A fake MSI afterburner download portals portal that is targeting Windows power users & Windows gamers by infecting it with cryptocurrency miners & the RedLine information-stealing malware, as per a new report by Researchers at Cyble.
For starters, An MSI Afterburner is a GPU feature that lets users configure overclocking, record video, make fan profiles, and monitor their installed graphic card and CPU utilization.
Well, this feature can be used by users with almost every graphic, which makes it usable for millions of users around the world who then modify its settings as per their requirements, i.e., To attain lower temperature, improve game performance, and more.
Well, all these things make this tool a good target for attackers who look to target Windows power users or Gamers who uses powerful GPUs, which they can take over to it use for cryptocurrency mining.

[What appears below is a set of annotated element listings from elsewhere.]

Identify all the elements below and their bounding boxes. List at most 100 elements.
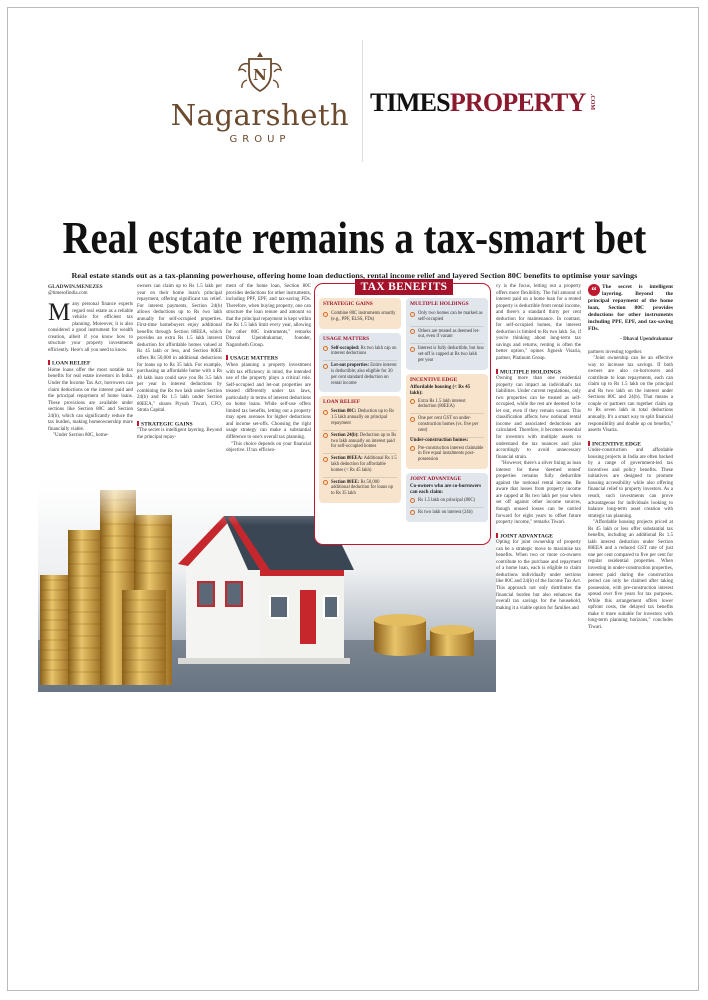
logo-part-property: PROPERTY	[449, 88, 586, 117]
headline: Real estate remains a tax-smart bet	[62, 212, 646, 263]
paragraph: owners can claim up to Rs 1.5 lakh per y…	[137, 284, 222, 414]
tax-benefit-item: Section 80EEA: Additional Rs 1.5 lakh de…	[323, 454, 397, 478]
bullet-circle-icon	[410, 346, 415, 352]
timesproperty-logo: TIMESPROPERTY .COM	[370, 88, 602, 118]
item-label: Self-occupied:	[331, 345, 360, 351]
item-text: Rs two lakh cap on interest deductions	[331, 345, 397, 357]
bullet-circle-icon	[410, 329, 415, 335]
tax-section-heading: JOINT ADVANTAGE	[410, 475, 462, 482]
tax-section-multiple-holdings: MULTIPLE HOLDINGS Only two homes can be m…	[406, 298, 488, 370]
item-text: Interest is fully deductible, but loss s…	[418, 346, 484, 363]
tax-benefit-item: Interest is fully deductible, but loss s…	[410, 344, 484, 366]
item-text: Rs 1.5 lakh on principal (80C)	[418, 497, 476, 503]
brand-sub: GROUP	[229, 134, 291, 145]
tax-section-incentive-edge: INCENTIVE EDGE Affordable housing (< Rs 4…	[406, 373, 488, 469]
pull-quote-text: The secret is intelligent layering. Beyo…	[588, 284, 673, 332]
logo-divider	[362, 40, 363, 162]
tax-section-heading: MULTIPLE HOLDINGS	[410, 301, 469, 307]
item-text: One per cent GST on under-construction h…	[418, 416, 479, 433]
tax-section-usage-matters: USAGE MATTERS Self-occupied: Rs two lakh …	[319, 332, 401, 393]
tax-section-heading: INCENTIVE EDGE	[410, 376, 458, 383]
house-and-coins-photo	[38, 470, 496, 692]
headline-wrap: Real estate remains a tax-smart bet	[0, 212, 708, 264]
item-text: Deduction up to Rs two lakh annually on …	[331, 432, 397, 450]
tax-benefit-item: Let-out properties: Entire interest is d…	[323, 361, 397, 389]
item-text: Extra Rs 1.5 lakh interest deduction (80…	[418, 398, 466, 410]
item-text: Rs 50,000 additional deduction for loans…	[331, 479, 393, 497]
paragraph: Owning more than one residential propert…	[496, 376, 581, 460]
tax-section-strategic-gains: STRATEGIC GAINS Combine 80C instruments s…	[319, 298, 401, 329]
tax-benefit-item: Section 80C: Deduction up to Rs 1.5 lakh…	[323, 407, 397, 431]
tax-benefit-item: Rs 1.5 lakh on principal (80C)	[410, 496, 484, 508]
article-column-2: owners can claim up to Rs 1.5 lakh per y…	[137, 284, 222, 442]
section-heading: STRATEGIC GAINS	[137, 421, 222, 429]
section-heading: USAGE MATTERS	[226, 355, 311, 363]
paragraph: "However, there's a silver lining as loa…	[496, 461, 581, 526]
paragraph: partners investing together.	[588, 349, 643, 355]
item-text: Others are treated as deemed let-out, ev…	[418, 328, 480, 340]
paragraph: Home loans offer the most notable tax be…	[48, 367, 133, 432]
bullet-circle-icon	[323, 311, 328, 317]
article-column-4: cy is the focus, letting out a property …	[496, 284, 581, 612]
item-text: Pre-construction interest claimable in f…	[418, 445, 484, 463]
bullet-circle-icon	[323, 409, 328, 415]
crest-letter: N	[253, 66, 267, 84]
logo-suffix: .COM	[588, 93, 595, 111]
subhead-wrap: Real estate stands out as a tax-planning…	[0, 265, 708, 283]
drop-cap: M	[48, 299, 71, 326]
nagarsheth-logo: N Nagarsheth GROUP	[170, 50, 350, 145]
item-text: Only two homes can be marked as self-occ…	[418, 311, 483, 322]
item-label: Let-out properties:	[331, 363, 370, 369]
tax-section-heading: LOAN RELIEF	[323, 399, 360, 406]
bullet-circle-icon	[323, 433, 328, 439]
bullet-circle-icon	[410, 498, 415, 504]
tax-benefit-item: Rs two lakh on interest (24b)	[410, 508, 484, 519]
tax-section-heading: STRATEGIC GAINS	[323, 301, 373, 307]
article-column-3: ment of the home loan, Section 80C provi…	[226, 284, 311, 455]
paragraph: "This choice depends on your financial o…	[226, 441, 311, 454]
item-label: Section 80C:	[331, 409, 357, 415]
crest-icon: N	[237, 52, 283, 93]
page-frame	[7, 7, 699, 991]
tax-benefit-item: Only two homes can be marked as self-occ…	[410, 309, 484, 327]
bullet-circle-icon	[410, 446, 415, 452]
section-heading: JOINT ADVANTAGE	[496, 533, 581, 541]
item-text: Rs two lakh on interest (24b)	[418, 509, 473, 515]
paragraph: When planning a property investment with…	[226, 362, 311, 440]
bullet-circle-icon	[410, 510, 415, 516]
intro-text: any personal finance experts regard real…	[48, 302, 133, 353]
tax-subgroup-heading: Co-owners who are co-borrowers can each …	[410, 483, 482, 495]
tax-benefit-item: Section 80EE: Rs 50,000 additional deduc…	[323, 478, 397, 500]
brand-name: Nagarsheth	[170, 98, 350, 132]
item-label: Section 80EEA:	[331, 456, 363, 462]
paragraph: ment of the home loan, Section 80C provi…	[226, 284, 311, 348]
item-text: Combine 80C instruments smartly (e.g., P…	[331, 311, 396, 322]
tax-benefit-item: Pre-construction interest claimable in f…	[410, 444, 484, 466]
paragraph: "Under Section 80C, home-	[53, 433, 109, 439]
item-text: Deduction up to Rs 1.5 lakh annually on …	[331, 409, 394, 426]
bullet-circle-icon	[323, 363, 328, 369]
pull-quote: “The secret is intelligent layering. Bey…	[588, 284, 673, 333]
pull-quote-attribution: - Dhaval Upendrakumar	[620, 337, 673, 342]
subhead: Real estate stands out as a tax-planning…	[71, 271, 637, 280]
tax-benefits-left: STRATEGIC GAINS Combine 80C instruments s…	[319, 298, 401, 507]
tax-benefits-title: TAX BENEFITS	[355, 279, 453, 295]
paragraph: cy is the focus, letting out a property …	[496, 284, 581, 362]
paragraph: Opting for joint ownership of property c…	[496, 540, 581, 611]
item-label: Section 80EE:	[331, 479, 360, 485]
paragraph: "The secret is intelligent layering. Bey…	[137, 428, 222, 440]
paragraph: "Affordable housing projects priced at R…	[588, 520, 673, 630]
logo-part-times: TIMES	[370, 88, 451, 117]
bullet-circle-icon	[323, 346, 328, 352]
section-heading: MULTIPLE HOLDINGS	[496, 369, 581, 377]
bullet-circle-icon	[323, 480, 328, 486]
tax-benefit-item: One per cent GST on under-construction h…	[410, 414, 484, 438]
byline: GLADWIN.MENEZES	[48, 284, 103, 290]
bullet-circle-icon	[410, 399, 415, 405]
item-text: Additional Rs 1.5 lakh deduction for aff…	[331, 456, 397, 473]
byline-email: @timesofindia.com	[48, 290, 88, 296]
tax-benefit-item: Extra Rs 1.5 lakh interest deduction (80…	[410, 397, 484, 415]
tax-section-loan-relief: LOAN RELIEF Section 80C: Deduction up to …	[319, 396, 401, 503]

According to Cyble, in the past three months, more than 50 websites have appeared on the internet which are mimicking the Official MSI Afterburn website and pushing XMR miners alongside the information-stealing malware.
To add to this, the campaign used identical domain names to deceive users into believing that they are the legitimate MSI Afterburn website which is easier to promote using Black SEO. These are some of the domains identified by Cyble.
Furthermore, in other cases, the domains did not use the MSI brand and were possibly promoted through messages, social media posts, and forums.
When the fake MSI Afterburner setup file is executed (MSIAfterburnerSetup.msi), the valid file will be installed. However, the installer will silently drop and run the RedLine information-stealing malware and also the XMR miner in the infected device.
The XMR miner is then installed through a 64-bit Python executable named “browser_assistant .exe’ in the Local Programme Files directory, which inserts a shell in the process created by the installer.
The Shell code fetches the XMR miner from the GitHub archive and then directly injects it into the memory of the explorer.exe process, and as the XMR miners never interact with the disk, so chances of it getting detected by the security products are pretty slim. After that, the XMR miner links the miner pool by using a hardcoded username and password and then gives the basic system information to the threat attacker.
Well, one of the functions that the miner uses is the “CPU maxed thread” set to 20, which exceeds the most CPU threads so it is set to consume all the available power. The XMR miner is put to mine only after an hour, and since the CPU goes into idling, this indicates that the compromised PC is not being used for any resource-hungry task and is possibly left unattended.
Moreover, it uses the cinit-stealth-targets function, which is essentially an option to pause mining and clear the GPU memory when a particular program listed under the “stealth targets” are launched. These could very well be the programs that help the victim to identify malicious processes, i.e., antivirus, hardware resource viewer, and more.
In this scenario, the miner which tries to hide from the windows applications are taskmanager.exe, procexp.exe, Processhacker.exe, perforn.exe, and procexp64.exe. At the same time, the XMR miner is silently taking control of your resources (Monero); the RedLine had already run in the background stealing browser data, cookies, passwords, and any possible cryptocurrency wallet that there is.
Sadly, almost all the Fake MSI Arterburn campaign components have bad anti-virus software detection, so much so that a report by VirusTotal mentions that the MSIAfterburnerSetup.msi setup file is only detected by 3 security software out of 56 & while the browser_assistant.exe is only detected by 2 out of 67.